Lucsus pensaba que, desde niño, siempre soñó con viajar por el mundo, conocerlo, aprender idiomas, ver las obras de arte e incluso probar las exquisiteces del mundo culinario. Por lo menos, una se había cumplido: había llegado al país de los exiliados. Tiene mucho que conocer y aprender, pero, por lo pronto, necesita un trabajo.
Al parecer, a estas tierras solo vienen los que no les va bien en su país natal o los que son perseguidos por la ley. Parece ser un país muy acogedor. Lo sé porque, cuando tramitábamos la visa, mi hermano y yo, la persona que nos dio la visa, sin nosotros haber dicho algo contundente sobre nuestra situación actual, ella, de alguna manera, sintió que estábamos en graves problemas económicos y emocionales.
Llamó a su compañero y le dijo:
—¿Tenemos para imprimirles la visa ahora mismo? ¿O tendrán que esperar unos minutos? —preguntó muy amablemente la chica.
El joven, muy amable, dijo:
—Sí, tenemos para dársela en unos minutos.
La chica me impresionó. Yo no esperaba que hubiese una persona que pudiese simpatizar tanto. Y lágrimas, por primera vez, surgieron de mis ojos delante de una persona sin yo poder controlarlas.
Intenté justificar que eran por mis traumas: padre, madre, situación económica, porque no entendía el por qué lloraba tan impulsivamente al solo hablar de mi vida y sentir el recibir la ayuda me abrumó. La pura verdad es que mi reacción fue porque no esperé tanta simpatía y amabilidad de la chica que me dijo:
—No te preocupes, todo saldrá bien.
Eso quedaría grabado en mí como un rastro de la verdadera simpatía de las personas.
(A las personas que corrían con suerte les daban hasta 1 mes para entregarles la visa, y hasta más tiempo. A nosotros, el mismo día y en el acto). Esta persona, esa mujer, es capaz de ver el corazón de los demás, y le estoy agradecido, no por la visa, sino por hacerme entender un poco más qué es la simpatía.
Lucsus se reencontró con su madre e igual su hermano.

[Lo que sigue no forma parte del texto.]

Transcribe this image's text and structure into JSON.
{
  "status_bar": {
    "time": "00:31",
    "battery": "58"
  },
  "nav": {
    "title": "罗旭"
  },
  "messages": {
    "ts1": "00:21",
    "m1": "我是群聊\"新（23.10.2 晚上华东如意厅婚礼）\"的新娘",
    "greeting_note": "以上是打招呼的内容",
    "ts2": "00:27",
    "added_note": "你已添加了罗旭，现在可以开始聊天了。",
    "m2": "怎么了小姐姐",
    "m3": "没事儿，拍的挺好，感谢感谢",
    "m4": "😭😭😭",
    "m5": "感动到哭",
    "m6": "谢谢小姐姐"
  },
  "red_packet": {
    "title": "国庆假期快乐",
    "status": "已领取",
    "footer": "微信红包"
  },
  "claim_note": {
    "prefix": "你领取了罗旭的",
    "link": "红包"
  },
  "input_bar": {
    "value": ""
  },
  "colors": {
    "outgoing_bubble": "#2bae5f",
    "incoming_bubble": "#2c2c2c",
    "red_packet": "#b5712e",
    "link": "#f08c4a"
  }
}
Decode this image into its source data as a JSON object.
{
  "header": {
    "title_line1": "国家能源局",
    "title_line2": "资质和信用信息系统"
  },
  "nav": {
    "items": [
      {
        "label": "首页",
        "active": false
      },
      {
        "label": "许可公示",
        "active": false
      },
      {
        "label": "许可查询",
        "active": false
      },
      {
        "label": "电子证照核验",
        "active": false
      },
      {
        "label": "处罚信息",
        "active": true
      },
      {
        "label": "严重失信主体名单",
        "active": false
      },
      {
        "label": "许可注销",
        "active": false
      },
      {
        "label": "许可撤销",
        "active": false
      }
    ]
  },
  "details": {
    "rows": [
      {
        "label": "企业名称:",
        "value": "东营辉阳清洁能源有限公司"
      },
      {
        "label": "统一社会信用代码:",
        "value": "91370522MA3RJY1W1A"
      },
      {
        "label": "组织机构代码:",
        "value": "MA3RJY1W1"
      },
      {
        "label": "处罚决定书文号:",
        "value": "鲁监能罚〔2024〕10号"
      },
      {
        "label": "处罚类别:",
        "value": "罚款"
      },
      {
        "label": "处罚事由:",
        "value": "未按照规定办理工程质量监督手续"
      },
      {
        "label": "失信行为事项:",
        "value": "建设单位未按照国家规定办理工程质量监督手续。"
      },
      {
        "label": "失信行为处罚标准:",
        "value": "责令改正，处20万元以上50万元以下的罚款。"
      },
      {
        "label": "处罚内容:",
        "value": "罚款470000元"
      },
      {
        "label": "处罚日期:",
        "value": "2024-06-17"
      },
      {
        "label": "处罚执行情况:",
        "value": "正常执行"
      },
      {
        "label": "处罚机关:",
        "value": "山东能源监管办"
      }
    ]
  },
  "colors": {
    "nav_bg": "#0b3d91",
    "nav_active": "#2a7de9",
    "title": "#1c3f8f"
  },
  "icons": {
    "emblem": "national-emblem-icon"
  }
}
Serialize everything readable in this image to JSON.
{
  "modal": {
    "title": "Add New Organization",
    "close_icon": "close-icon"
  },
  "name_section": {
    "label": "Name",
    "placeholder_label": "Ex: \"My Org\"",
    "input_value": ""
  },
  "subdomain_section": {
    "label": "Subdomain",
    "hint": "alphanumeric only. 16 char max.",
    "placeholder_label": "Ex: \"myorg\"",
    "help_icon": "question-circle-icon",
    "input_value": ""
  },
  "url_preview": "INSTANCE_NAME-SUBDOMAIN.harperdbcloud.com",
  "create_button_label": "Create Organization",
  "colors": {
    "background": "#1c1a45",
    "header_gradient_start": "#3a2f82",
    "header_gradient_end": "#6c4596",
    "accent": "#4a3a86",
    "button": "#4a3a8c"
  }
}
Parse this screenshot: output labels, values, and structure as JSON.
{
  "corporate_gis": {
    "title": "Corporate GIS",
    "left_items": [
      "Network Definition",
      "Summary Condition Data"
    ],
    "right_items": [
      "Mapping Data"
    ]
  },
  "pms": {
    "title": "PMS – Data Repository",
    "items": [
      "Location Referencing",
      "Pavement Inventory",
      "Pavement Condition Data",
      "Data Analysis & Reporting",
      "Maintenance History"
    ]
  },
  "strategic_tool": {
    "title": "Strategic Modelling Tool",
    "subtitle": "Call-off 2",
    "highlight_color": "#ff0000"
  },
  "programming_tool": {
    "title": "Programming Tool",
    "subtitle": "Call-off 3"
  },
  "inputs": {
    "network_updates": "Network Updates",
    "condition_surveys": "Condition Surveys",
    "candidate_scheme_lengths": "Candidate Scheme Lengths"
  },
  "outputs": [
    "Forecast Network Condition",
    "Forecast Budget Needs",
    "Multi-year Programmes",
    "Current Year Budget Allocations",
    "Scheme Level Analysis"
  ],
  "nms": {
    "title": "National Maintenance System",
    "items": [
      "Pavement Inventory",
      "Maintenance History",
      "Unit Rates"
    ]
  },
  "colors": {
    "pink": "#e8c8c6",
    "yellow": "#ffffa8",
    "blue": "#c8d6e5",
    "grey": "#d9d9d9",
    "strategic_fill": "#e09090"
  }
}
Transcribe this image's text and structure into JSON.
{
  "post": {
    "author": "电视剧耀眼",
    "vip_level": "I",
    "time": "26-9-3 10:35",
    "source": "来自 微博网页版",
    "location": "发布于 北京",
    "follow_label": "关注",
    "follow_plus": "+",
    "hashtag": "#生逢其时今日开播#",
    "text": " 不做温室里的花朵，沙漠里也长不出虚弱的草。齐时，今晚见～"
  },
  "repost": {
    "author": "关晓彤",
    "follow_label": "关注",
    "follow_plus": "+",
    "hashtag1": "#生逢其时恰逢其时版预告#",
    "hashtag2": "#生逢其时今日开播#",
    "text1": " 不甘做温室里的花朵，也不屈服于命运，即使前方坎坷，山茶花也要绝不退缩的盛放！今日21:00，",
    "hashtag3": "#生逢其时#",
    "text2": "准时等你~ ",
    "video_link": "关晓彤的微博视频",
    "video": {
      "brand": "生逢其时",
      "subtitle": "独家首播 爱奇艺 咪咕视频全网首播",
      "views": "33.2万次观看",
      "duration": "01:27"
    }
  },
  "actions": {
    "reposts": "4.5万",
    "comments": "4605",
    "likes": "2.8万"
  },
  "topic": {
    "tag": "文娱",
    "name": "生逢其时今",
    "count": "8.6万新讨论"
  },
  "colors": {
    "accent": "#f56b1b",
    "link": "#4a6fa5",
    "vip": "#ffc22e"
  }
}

—Empecé a trabajar y quedé estupefacto de la gran cantidad de personas que hacían trabajos tan extraños y les producía dinero. Había una persona que, por tocar un botón cada cierto tiempo, le pagaban más del sueldo mínimo. Cada 2 minutos tenía que apretar un botón para que el semáforo cambiara de color, y dos más para volverlo a cambiar: rojo y verde.
—¿Realmente eso no está automatizado? Desde donde vengo, eso es automático, no manual —fui a preguntarle para ver si en otro semáforo necesitaban personal, y me dijo:
—Puta, tienes que meter currículum.
Lucsus podía entender que le dieran una inducción, pero ¿currículum para apretar un botón? No era algo que Lucsus entendiera. Y para completar, el currículum era por internet.
—Este mundo es muy gracioso —pensaba Lucsus mientras se reía—. Quizás todos somos ranas en un pozo, pero esto me hace entender que cosas que hacemos en un país, para las otras partes son absurdas, y viceversa.
Días después, Lucsus consigue un nuevo trabajo en algún lugar remoto que no sabe ni cómo llegar. Una persona rechazó el trabajo, y Lucsus se ofreció.